Attendu que pour débouter la banque Sovac de ses demandes en condamnation solidaire du représentant des créanciers au redressement judiciaire de la société Marana et commissaire à l'exécution du plan de son redressement, et de la société Sodisca, sa locataire, à lui servir les loyers échus de mai 1993 à novembre 1998, augmentés de leurs intérêts, et la société Sodisca à lui verser les loyers postérieurs à échoir jusqu'à apurement de sa créance, l'arrêt attaqué, après avoir énoncé que la validité d'une cession de créance est subordon­née à l'accord du créancier initial et du cessionnaire sur la créance cédée, retient que, dans la clause de l'acte du 31 jan­vier 1990, intitulée délégation de loyers, le défaut d'une quel­conque allusion au bail commercial conclu antérieurement par le bailleur Sauveterre, auteur de la société Marana, présent de surcroît, fait naître un doute sérieux sur la volonté de celle-ci de céder la créance qui en résulte ; que ladite clause est rédi­gée de manière générale, qu'aucune indication n'y figure quant aux locaux donnés à bail, quant au montant des loyers et sur­tout quant au montant de la créance cédée, qu'il n'existe aucun terme dans le temps, qu'il n'est même pas mentionné que la cession de créance est faite jusqu'à extinction du crédit ; qu'à la lecture de l'acte notarié, il semble que la société Marana a définitivement cédé la créance relative à tout loyer qu'elle pourrait percevoir, que, pour ces raisons, la créance cédée n'est ni déterminée, ni déterminable ;

 

Attendu, cependant, que l'acte du 31 janvier 1990 stipulait « Le constituant cède au prêteur, par priorité et préférence à tous autres, tous les loyers hors taxes qui pourraient être pro­duits par le bien affecté à la garantie du présent contrat.

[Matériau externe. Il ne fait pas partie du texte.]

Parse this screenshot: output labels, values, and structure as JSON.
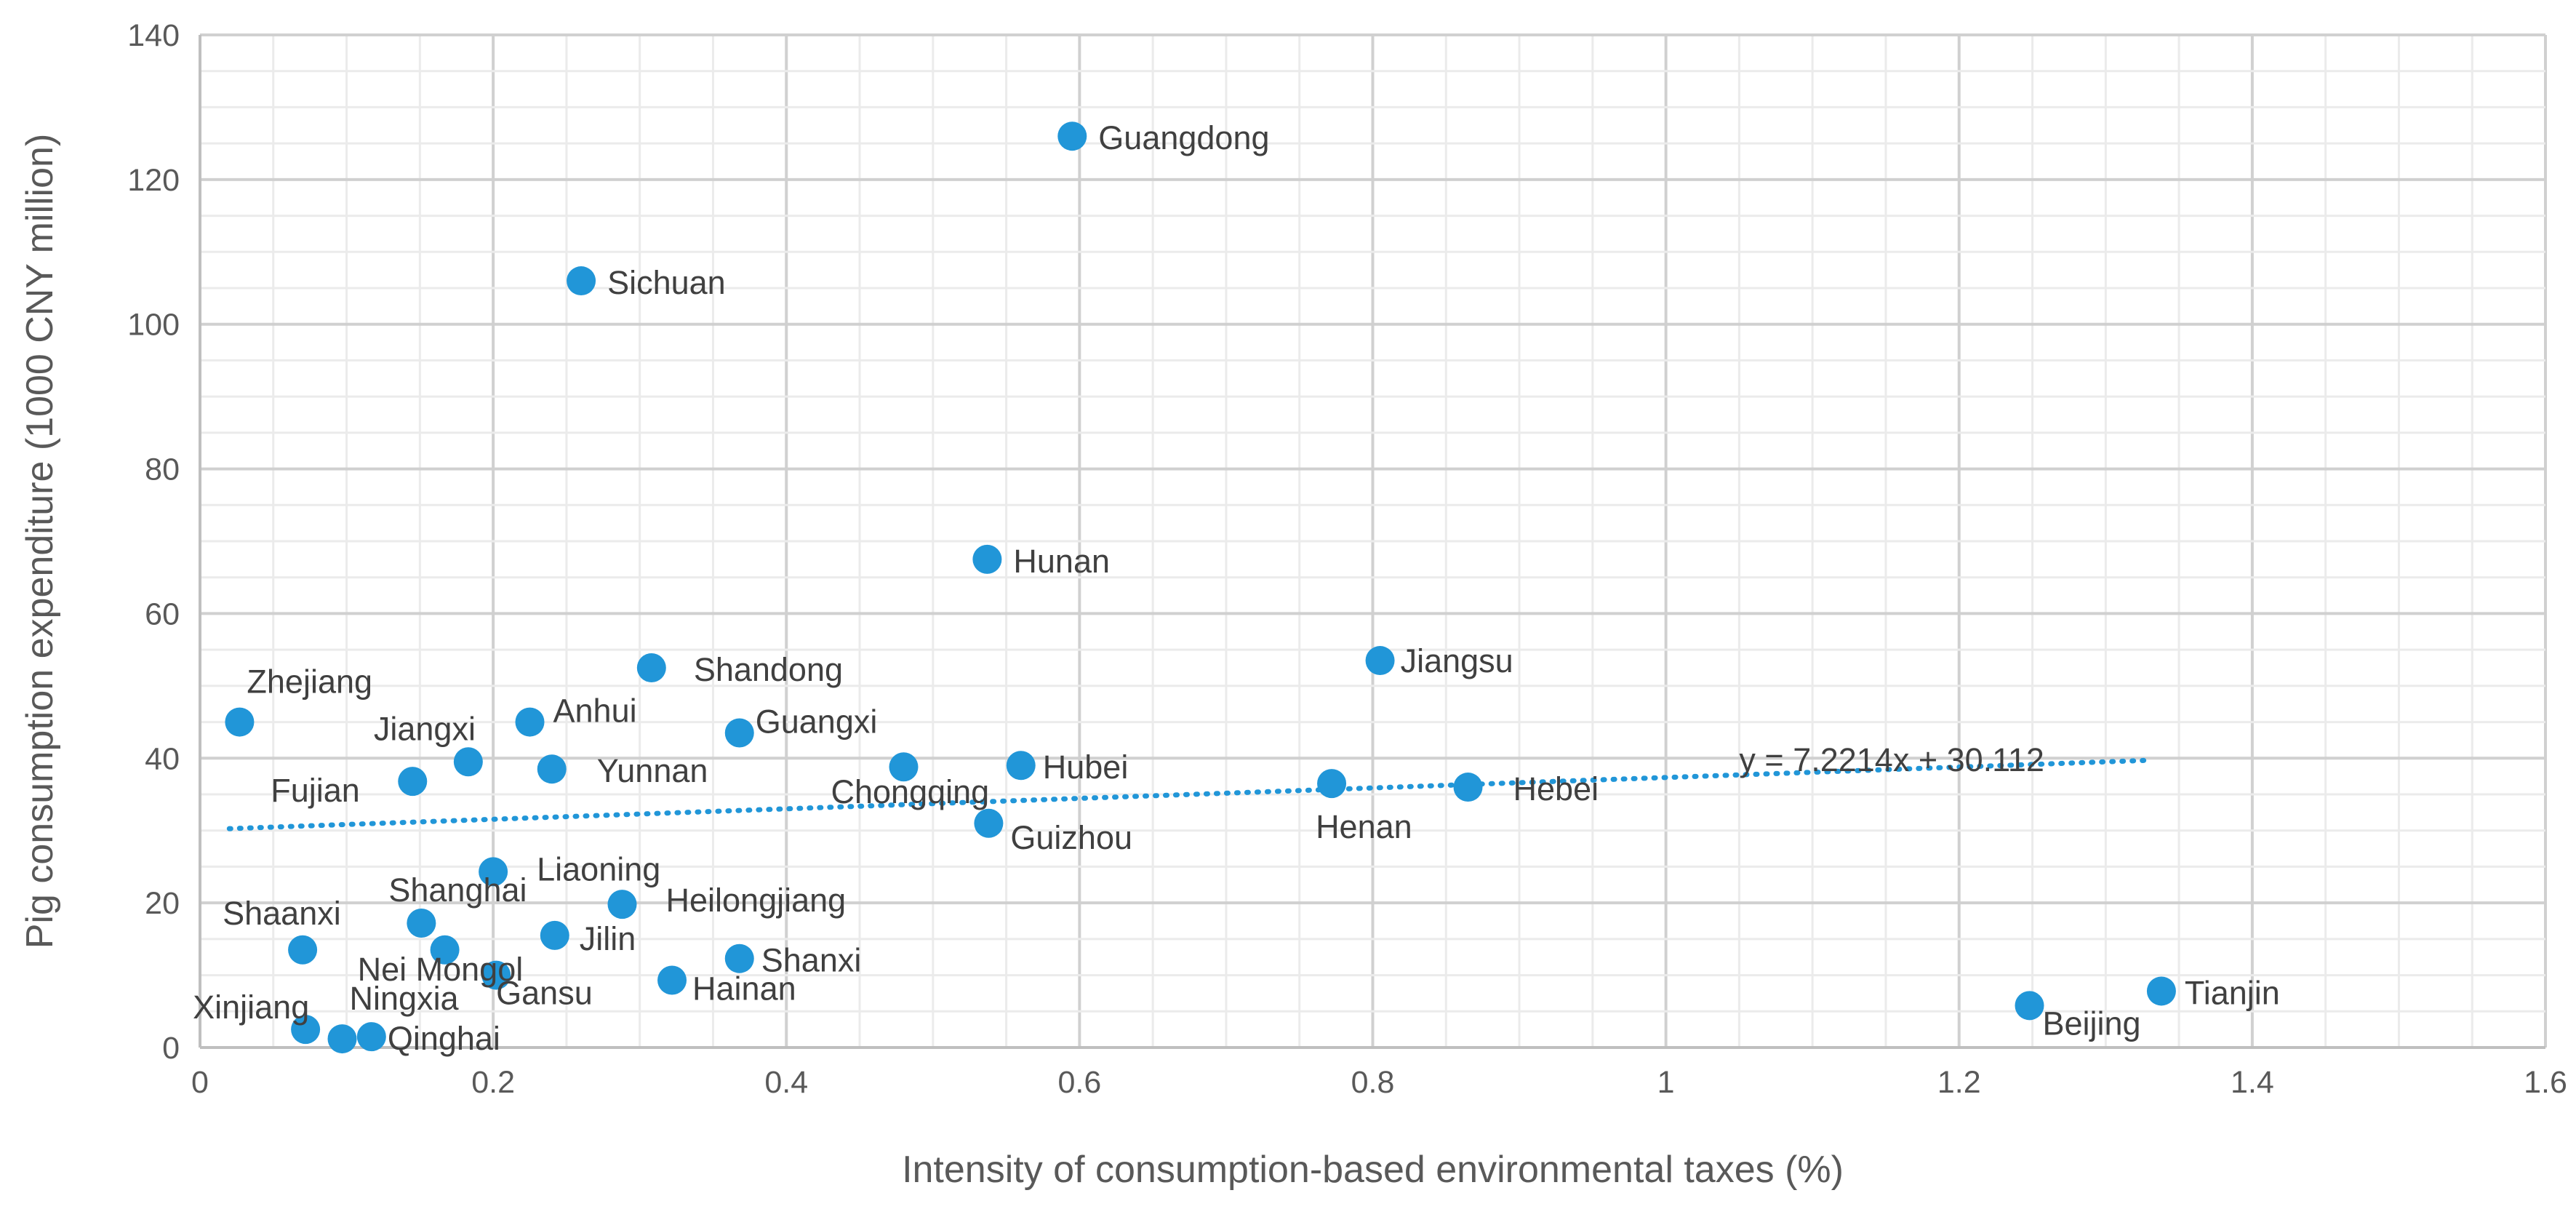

II lui cède également le droit de percevoir en ses lieu et place les charges et frais entraînés par la location. Le constituant s'engage à communiquer au prêteur, à tout moment et sur simple demande, les coordonnées de son locataire du moment et à l'aviser aussitôt en cas, de changement de locataire. Le constituant communiquera au prêteur les conditions du bail, le montant des loyers à percevoir, ainsi que des frais et charges. Il s'interdit de céder ou de déléguer à des tiers les loyers objet de la présente cession. A ce sujet, le constituant déclare qu'il n'a, jusqu'à ce jour, consenti aucune cession ni délégation des redevances ou loyers produits par le bien affecté en garantie. Il autorise le prêteur à signifier le cas échéant, à son seul gré, cette cession aux locataires desdits biens, conformément à l'article 1690 du Code civil. Toutes les notifications que le prêteur jugera nécessaires seront faites au locataire aux frais de l'emprunteur. Le prêteur pourra rendre sa créance immédiate­ment exigible en cas de non-respect par le constituant des dis­positions ci-dessus et également si les immeubles affectés à sa garantie font l'objet de la perception de plus de trois mois de loyers d'avance » ; que ces clauses, dont il résultait que la société Marana, dans la limite de ses dettes d'emprunt envers la société Sovac, avait cédé à celle-ci ses créances locatives, étaient claires et précises, de sorte qu'en statuant comme elle l'a fait, la cour d'appel les a dénaturées, violant le texte sus­visé ;

 

 

 

Et sur la première branche du moyen

 

Vu l'article 1689 du Code civil ;

 

Attendu que des créances futures ou éventuelles peuvent faire l'objet d'un contrat, sous la réserve de leur suffisante identification ; qu'en ne procédant pas à une telle recherche, l'arrêt n'a pas donné de base légale à sa décision ;

 

PAR CES MOTIFS

 

CASSE ET ANNULE, dans toutes ses dispositions, l'arrêt rendu le 17 mars 1999, entre les parties, par la cour d'appel de Montpellier ; remet, en conséquence, la cause et les parties dans l'état où elles se trouvaient avant ledit arrêt et, pour être fait droit, les renvoie devant la cour d'appel de Nîmes.